Tuesday, January 20, 2009

LAD regression

> I'm doing median regression with lp_solve. My LP-model is
> min sum(i, s1(i)+s2(i))
> s.t.
> sum(j, a(j)*x(i,j)) + s1(i) - s2(i) = b(i)
> s1(i),s2(i) >= 0
> where
> i=1..n observations,
> j=1..m describing dimensions,
> a(j) parameters to be identified,
> x(i,j) describing values for observation i,
> b(i) observed values,
> s1(i), s2(i) deviations of the described value from the observed value.
> For realistics instances I have > 100.000 observations. Many instances
> have rows i with equal x(i,j) but different b(i) (describing variables are
> equal but observations different). I wonder if there is a modeling trick
> to aggregate these rows into 1 or 2 constraints.

Don't know.
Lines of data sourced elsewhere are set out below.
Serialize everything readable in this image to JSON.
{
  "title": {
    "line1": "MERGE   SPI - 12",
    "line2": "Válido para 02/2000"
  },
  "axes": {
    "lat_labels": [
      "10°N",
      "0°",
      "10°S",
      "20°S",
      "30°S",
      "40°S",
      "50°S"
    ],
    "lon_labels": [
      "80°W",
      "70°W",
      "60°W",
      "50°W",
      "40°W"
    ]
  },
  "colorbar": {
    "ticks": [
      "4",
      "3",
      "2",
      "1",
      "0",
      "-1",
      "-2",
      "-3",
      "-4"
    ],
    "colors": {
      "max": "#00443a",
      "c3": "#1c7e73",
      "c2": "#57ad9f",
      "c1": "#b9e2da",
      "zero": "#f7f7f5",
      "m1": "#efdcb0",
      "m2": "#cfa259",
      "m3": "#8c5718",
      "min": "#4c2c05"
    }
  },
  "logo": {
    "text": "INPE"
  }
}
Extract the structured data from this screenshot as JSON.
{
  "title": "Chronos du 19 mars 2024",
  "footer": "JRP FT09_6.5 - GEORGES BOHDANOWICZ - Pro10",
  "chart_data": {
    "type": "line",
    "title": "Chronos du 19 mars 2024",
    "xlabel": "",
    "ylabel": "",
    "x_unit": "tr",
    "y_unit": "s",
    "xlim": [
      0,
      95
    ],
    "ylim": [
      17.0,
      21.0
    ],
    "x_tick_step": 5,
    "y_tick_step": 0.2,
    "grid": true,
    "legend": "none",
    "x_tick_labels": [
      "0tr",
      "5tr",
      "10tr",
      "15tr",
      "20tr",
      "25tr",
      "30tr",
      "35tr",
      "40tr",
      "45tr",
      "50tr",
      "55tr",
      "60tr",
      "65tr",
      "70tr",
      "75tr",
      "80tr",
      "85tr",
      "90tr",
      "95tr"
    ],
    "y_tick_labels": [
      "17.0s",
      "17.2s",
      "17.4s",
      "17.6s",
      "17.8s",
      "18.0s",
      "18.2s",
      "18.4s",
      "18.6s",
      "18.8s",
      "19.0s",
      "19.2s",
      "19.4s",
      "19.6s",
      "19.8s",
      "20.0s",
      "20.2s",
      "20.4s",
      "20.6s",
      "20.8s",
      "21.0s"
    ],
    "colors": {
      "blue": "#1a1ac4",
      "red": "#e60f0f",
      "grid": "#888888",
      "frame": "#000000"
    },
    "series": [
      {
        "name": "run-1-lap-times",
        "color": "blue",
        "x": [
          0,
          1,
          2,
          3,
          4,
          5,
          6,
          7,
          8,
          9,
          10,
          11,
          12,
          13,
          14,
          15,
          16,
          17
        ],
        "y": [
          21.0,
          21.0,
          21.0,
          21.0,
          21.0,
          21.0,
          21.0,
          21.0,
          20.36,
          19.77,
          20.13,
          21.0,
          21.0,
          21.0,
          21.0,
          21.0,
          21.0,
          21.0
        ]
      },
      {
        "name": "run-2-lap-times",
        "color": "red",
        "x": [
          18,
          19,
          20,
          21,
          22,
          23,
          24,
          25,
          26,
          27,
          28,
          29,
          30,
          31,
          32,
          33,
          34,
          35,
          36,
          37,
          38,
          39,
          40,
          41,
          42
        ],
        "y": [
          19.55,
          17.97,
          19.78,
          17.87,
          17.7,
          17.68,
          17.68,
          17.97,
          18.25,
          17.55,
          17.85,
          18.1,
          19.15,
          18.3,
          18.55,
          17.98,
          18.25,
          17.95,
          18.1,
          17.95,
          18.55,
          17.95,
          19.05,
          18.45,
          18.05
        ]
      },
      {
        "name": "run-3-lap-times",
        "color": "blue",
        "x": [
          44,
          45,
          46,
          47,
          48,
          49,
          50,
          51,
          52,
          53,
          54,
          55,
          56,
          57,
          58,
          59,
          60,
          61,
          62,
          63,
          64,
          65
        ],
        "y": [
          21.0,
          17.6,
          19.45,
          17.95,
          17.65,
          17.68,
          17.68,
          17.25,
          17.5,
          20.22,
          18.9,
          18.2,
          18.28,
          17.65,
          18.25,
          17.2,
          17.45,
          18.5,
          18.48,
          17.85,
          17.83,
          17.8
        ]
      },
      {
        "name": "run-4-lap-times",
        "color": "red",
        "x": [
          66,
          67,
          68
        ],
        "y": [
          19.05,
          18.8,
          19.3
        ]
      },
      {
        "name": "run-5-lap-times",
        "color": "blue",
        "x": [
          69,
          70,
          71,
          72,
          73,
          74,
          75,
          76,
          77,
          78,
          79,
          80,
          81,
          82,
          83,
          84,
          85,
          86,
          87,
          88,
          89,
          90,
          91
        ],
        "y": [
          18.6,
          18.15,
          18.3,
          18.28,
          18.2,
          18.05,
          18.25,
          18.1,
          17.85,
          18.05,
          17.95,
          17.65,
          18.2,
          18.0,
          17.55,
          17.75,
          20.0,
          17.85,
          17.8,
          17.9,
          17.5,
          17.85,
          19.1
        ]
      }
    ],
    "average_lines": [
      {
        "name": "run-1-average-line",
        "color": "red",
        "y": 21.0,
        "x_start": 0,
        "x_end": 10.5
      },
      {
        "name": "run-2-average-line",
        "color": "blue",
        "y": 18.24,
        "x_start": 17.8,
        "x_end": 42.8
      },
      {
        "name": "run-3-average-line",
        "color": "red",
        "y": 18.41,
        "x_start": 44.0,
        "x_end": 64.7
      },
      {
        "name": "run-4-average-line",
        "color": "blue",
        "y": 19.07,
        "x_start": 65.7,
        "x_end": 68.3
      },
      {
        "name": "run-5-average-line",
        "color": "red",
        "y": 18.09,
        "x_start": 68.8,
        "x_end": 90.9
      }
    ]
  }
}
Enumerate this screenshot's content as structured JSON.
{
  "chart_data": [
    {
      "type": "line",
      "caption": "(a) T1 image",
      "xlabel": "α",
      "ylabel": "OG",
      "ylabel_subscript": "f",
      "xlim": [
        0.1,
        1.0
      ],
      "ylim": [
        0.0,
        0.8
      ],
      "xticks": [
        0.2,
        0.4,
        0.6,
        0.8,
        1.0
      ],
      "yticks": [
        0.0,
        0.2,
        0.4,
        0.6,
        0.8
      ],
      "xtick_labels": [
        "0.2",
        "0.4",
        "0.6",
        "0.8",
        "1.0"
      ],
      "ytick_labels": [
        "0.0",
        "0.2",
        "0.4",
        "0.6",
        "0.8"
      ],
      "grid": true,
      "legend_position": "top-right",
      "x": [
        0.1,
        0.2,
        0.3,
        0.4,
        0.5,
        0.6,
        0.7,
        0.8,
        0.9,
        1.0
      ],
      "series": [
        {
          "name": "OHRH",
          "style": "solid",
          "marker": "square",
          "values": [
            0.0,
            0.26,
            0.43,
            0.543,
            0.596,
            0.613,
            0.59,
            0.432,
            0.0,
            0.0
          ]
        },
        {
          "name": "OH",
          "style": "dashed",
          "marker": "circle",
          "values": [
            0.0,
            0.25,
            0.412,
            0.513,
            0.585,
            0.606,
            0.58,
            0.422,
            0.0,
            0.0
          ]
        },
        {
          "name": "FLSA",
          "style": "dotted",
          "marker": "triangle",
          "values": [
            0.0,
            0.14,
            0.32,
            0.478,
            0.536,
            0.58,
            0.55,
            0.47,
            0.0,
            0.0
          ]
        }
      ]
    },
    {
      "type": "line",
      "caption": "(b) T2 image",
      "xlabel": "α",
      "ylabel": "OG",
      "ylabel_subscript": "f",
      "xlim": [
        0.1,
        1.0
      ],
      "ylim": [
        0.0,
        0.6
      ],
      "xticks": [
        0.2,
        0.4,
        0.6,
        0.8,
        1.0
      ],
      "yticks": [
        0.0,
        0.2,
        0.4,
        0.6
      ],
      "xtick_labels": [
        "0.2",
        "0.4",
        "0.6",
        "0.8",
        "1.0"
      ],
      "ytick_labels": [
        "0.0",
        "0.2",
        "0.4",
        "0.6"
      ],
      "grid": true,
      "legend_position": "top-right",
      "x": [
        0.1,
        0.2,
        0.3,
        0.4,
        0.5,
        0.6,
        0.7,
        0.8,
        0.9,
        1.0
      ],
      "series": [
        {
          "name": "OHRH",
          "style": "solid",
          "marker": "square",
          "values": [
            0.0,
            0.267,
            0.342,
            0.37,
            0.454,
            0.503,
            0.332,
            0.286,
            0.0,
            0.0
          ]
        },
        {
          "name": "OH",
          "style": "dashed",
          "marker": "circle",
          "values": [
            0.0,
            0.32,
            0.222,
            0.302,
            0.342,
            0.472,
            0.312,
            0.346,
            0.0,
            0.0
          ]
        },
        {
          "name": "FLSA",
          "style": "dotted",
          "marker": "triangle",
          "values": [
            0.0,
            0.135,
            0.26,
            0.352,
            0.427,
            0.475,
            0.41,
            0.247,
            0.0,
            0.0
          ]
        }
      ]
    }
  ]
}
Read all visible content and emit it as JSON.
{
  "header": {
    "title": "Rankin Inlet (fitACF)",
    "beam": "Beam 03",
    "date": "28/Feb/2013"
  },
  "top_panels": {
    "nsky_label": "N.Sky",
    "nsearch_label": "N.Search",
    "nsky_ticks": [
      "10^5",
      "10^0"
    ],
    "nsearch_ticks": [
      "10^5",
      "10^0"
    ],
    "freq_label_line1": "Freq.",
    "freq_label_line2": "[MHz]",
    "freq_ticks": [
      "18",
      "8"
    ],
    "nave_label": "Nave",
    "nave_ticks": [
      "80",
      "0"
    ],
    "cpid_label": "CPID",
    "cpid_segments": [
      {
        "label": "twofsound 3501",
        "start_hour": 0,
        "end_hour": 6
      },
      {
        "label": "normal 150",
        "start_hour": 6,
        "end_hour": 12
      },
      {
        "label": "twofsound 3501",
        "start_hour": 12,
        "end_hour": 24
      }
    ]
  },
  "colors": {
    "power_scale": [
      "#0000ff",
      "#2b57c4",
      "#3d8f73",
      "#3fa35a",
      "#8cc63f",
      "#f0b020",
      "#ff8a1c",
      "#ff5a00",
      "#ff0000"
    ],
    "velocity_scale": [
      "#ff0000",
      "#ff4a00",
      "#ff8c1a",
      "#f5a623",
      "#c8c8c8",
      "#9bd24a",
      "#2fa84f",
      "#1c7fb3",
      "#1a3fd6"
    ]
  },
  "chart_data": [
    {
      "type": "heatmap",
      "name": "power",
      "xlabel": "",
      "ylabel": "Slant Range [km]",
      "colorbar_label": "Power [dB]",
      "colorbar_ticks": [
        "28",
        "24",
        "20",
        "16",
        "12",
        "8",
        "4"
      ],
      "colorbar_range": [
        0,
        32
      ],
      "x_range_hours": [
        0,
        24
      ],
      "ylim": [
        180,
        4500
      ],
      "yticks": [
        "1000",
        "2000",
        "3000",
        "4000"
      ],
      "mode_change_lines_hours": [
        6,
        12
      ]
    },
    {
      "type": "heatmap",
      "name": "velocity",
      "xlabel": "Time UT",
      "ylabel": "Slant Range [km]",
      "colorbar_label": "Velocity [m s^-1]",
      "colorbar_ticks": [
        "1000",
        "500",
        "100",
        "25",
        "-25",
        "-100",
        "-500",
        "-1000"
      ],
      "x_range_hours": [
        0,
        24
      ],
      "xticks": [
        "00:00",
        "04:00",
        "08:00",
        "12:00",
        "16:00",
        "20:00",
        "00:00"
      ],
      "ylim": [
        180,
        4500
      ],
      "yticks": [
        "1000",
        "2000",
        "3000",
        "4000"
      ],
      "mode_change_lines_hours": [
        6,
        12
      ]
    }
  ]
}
But I have some suggestions to try out:

If j is large you may want to solve a larger but sparser problem where you prevent repeating the same sum(j, a(j)*x(i,j)) but using extra variables

   y(k) = sum(j, a(j)*x(k,j))

and then

   y(k) + s1(i) - s2(i) = b(i)

for suitable combinations (k,i). 

You could reduce the number of variables again by a different trick:

   -s(i) <= y(k)-b(i) <= s(i)
   min sum(i, s(i))

Also you may want to try different LP solvers.

1 comment:

  1. The poster noted correctly the last trick needs two equations instead of one.